LG-SDC generally lacks cellular or nuclear pleomorphism, prominent nucleoli, significant mitotic activity and necrosis. However, transition to limited areas of high-grade cytological atypia, including necrosis, has been illustrated [70, 78, 102, 104]. Focal invasive carcinoma or microinvasion has been reported in nine cases of LG-SDC [70, 72, 78, 88, 92, 104], although the presence of invasion does not seem to adversely affect the patients’ outcome. In six of these nine cases, the invasion was described as limited or focal; in two cases, the invasive component was called ‘adenocarcinoma NOS’ [83, 92] and in one case was an adenosquamous carcinoma [104]. The latter case had metastatic adenosquamous carcinoma in multiple periparotid and cervical lymph nodes.

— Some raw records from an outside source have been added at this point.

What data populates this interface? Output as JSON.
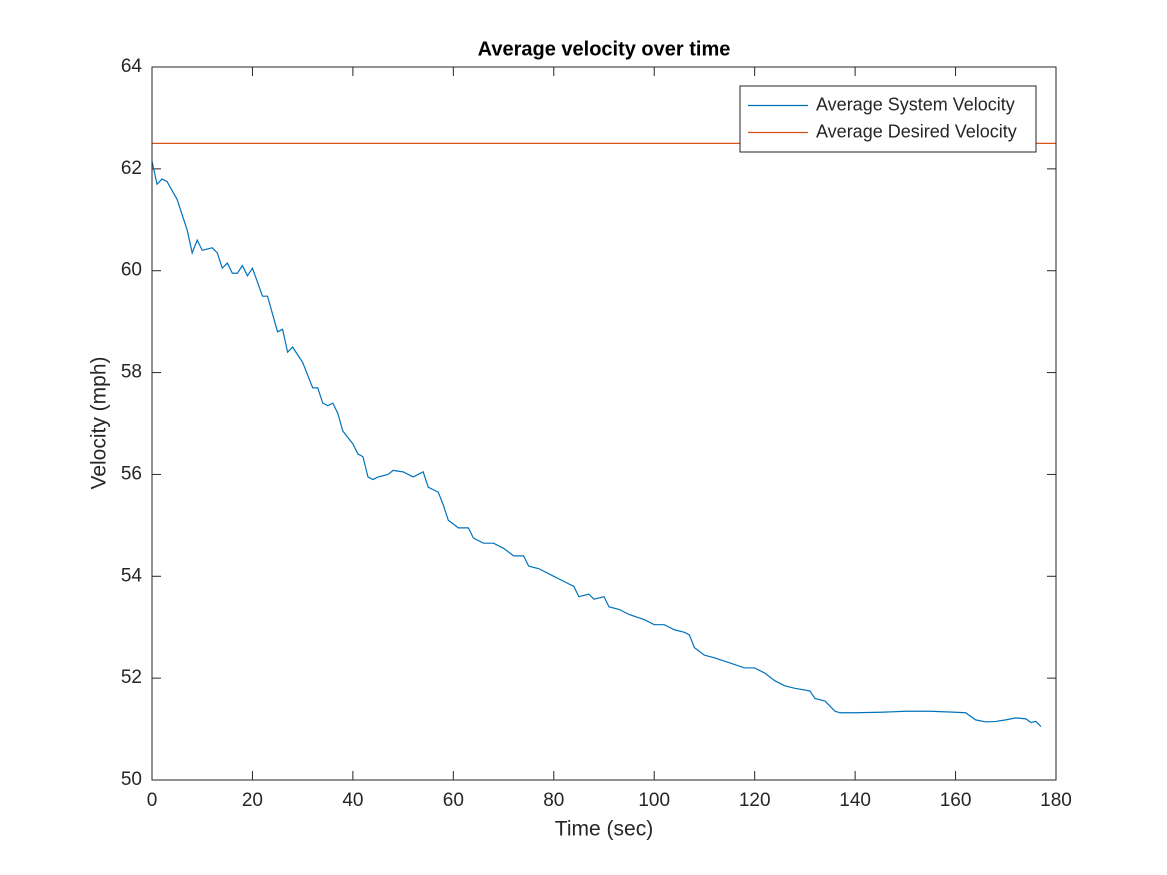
{
  "chart_data": {
    "type": "line",
    "title": "Average velocity over time",
    "xlabel": "Time (sec)",
    "ylabel": "Velocity (mph)",
    "xlim": [
      0,
      180
    ],
    "ylim": [
      50,
      64
    ],
    "xticks": [
      0,
      20,
      40,
      60,
      80,
      100,
      120,
      140,
      160,
      180
    ],
    "yticks": [
      50,
      52,
      54,
      56,
      58,
      60,
      62,
      64
    ],
    "grid": false,
    "legend": "northeast",
    "series": [
      {
        "name": "Average System Velocity",
        "color": "#0072BD",
        "x": [
          0,
          1,
          2,
          3,
          5,
          7,
          8,
          9,
          10,
          12,
          13,
          14,
          15,
          16,
          17,
          18,
          19,
          20,
          22,
          23,
          25,
          26,
          27,
          28,
          30,
          32,
          33,
          34,
          35,
          36,
          37,
          38,
          40,
          41,
          42,
          43,
          44,
          45,
          47,
          48,
          50,
          52,
          53,
          54,
          55,
          57,
          58,
          59,
          61,
          63,
          64,
          66,
          68,
          70,
          72,
          74,
          75,
          77,
          80,
          82,
          84,
          85,
          87,
          88,
          90,
          91,
          93,
          95,
          98,
          100,
          102,
          104,
          106,
          107,
          108,
          110,
          112,
          115,
          118,
          120,
          122,
          124,
          126,
          128,
          131,
          132,
          134,
          136,
          137,
          140,
          145,
          150,
          155,
          160,
          162,
          164,
          166,
          168,
          170,
          172,
          174,
          175,
          176,
          177
        ],
        "values": [
          62.15,
          61.7,
          61.8,
          61.75,
          61.4,
          60.8,
          60.35,
          60.6,
          60.4,
          60.45,
          60.35,
          60.05,
          60.15,
          59.95,
          59.95,
          60.1,
          59.9,
          60.05,
          59.5,
          59.5,
          58.8,
          58.85,
          58.4,
          58.5,
          58.2,
          57.7,
          57.7,
          57.4,
          57.35,
          57.4,
          57.2,
          56.85,
          56.6,
          56.4,
          56.35,
          55.95,
          55.9,
          55.95,
          56.0,
          56.08,
          56.05,
          55.95,
          56.0,
          56.05,
          55.75,
          55.65,
          55.4,
          55.1,
          54.95,
          54.95,
          54.75,
          54.65,
          54.65,
          54.55,
          54.4,
          54.4,
          54.2,
          54.15,
          54.0,
          53.9,
          53.8,
          53.6,
          53.65,
          53.55,
          53.6,
          53.4,
          53.35,
          53.25,
          53.15,
          53.05,
          53.05,
          52.95,
          52.9,
          52.85,
          52.6,
          52.45,
          52.4,
          52.3,
          52.2,
          52.2,
          52.1,
          51.95,
          51.85,
          51.8,
          51.75,
          51.6,
          51.55,
          51.35,
          51.32,
          51.32,
          51.33,
          51.35,
          51.35,
          51.33,
          51.32,
          51.18,
          51.14,
          51.15,
          51.18,
          51.22,
          51.2,
          51.13,
          51.15,
          51.05
        ]
      },
      {
        "name": "Average Desired Velocity",
        "color": "#D95319",
        "x": [
          0,
          180
        ],
        "values": [
          62.5,
          62.5
        ]
      }
    ]
  }
}
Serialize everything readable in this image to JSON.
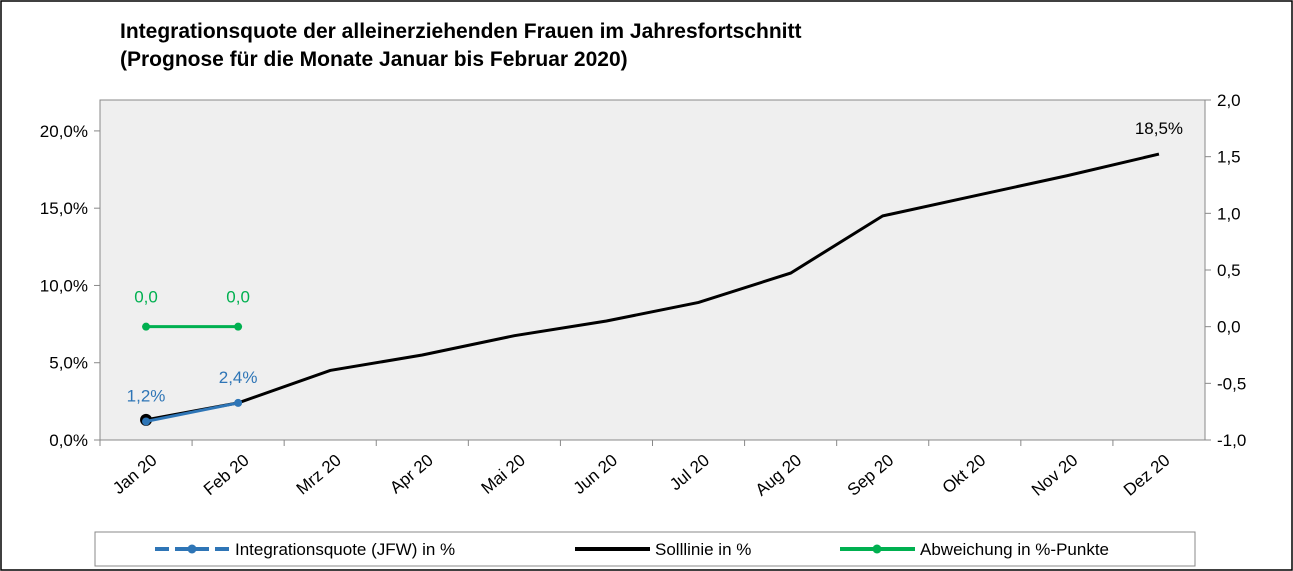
{
  "chart_data": {
    "type": "line",
    "title": "Integrationsquote der alleinerziehenden Frauen im Jahresfortschnitt",
    "subtitle": "(Prognose für die Monate Januar bis Februar 2020)",
    "categories": [
      "Jan 20",
      "Feb 20",
      "Mrz 20",
      "Apr 20",
      "Mai 20",
      "Jun 20",
      "Jul 20",
      "Aug 20",
      "Sep 20",
      "Okt 20",
      "Nov 20",
      "Dez 20"
    ],
    "series": [
      {
        "name": "Integrationsquote (JFW) in %",
        "color": "#2e75b6",
        "values": [
          1.2,
          2.4,
          null,
          null,
          null,
          null,
          null,
          null,
          null,
          null,
          null,
          null
        ],
        "value_labels": [
          "1,2%",
          "2,4%",
          null,
          null,
          null,
          null,
          null,
          null,
          null,
          null,
          null,
          null
        ]
      },
      {
        "name": "Solllinie in %",
        "color": "#000000",
        "values": [
          1.3,
          2.4,
          4.5,
          5.5,
          6.75,
          7.7,
          8.9,
          10.8,
          14.5,
          15.8,
          17.1,
          18.5
        ],
        "value_labels": [
          null,
          null,
          null,
          null,
          null,
          null,
          null,
          null,
          null,
          null,
          null,
          "18,5%"
        ]
      },
      {
        "name": "Abweichung in %-Punkte",
        "color": "#00b050",
        "axis": "y2",
        "values": [
          0,
          0,
          null,
          null,
          null,
          null,
          null,
          null,
          null,
          null,
          null,
          null
        ],
        "value_labels": [
          "0,0",
          "0,0",
          null,
          null,
          null,
          null,
          null,
          null,
          null,
          null,
          null,
          null
        ]
      }
    ],
    "ylim": [
      0,
      22
    ],
    "yticks": [
      {
        "value": 0,
        "label": "0,0%"
      },
      {
        "value": 5,
        "label": "5,0%"
      },
      {
        "value": 10,
        "label": "10,0%"
      },
      {
        "value": 15,
        "label": "15,0%"
      },
      {
        "value": 20,
        "label": "20,0%"
      }
    ],
    "y2lim": [
      -1,
      2
    ],
    "y2ticks": [
      {
        "value": -1,
        "label": "-1,0"
      },
      {
        "value": -0.5,
        "label": "-0,5"
      },
      {
        "value": 0,
        "label": "0,0"
      },
      {
        "value": 0.5,
        "label": "0,5"
      },
      {
        "value": 1,
        "label": "1,0"
      },
      {
        "value": 1.5,
        "label": "1,5"
      },
      {
        "value": 2,
        "label": "2,0"
      }
    ]
  }
}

The predominant multicystic architecture of LG-SDC and bland morphology raise a wide differential diagnosis, which includes cystadenoma, sclerosing polycystic adenosis, recently described benign lesions, ductal adenoma with striated duct differentiation [106] and intercalated duct hyperplasia/adenoma [105].

Low-grade malignant tumours considered in differential diagnosis include cystadenocarcinoma, salivary duct carcinoma in situ/high-grade intraductal carcinoma, conventional salivary duct carcinoma, papillary-cystic variant of acinic cell carcinoma and mammary analogue secretory carcinoma (MASC) of the salivary glands.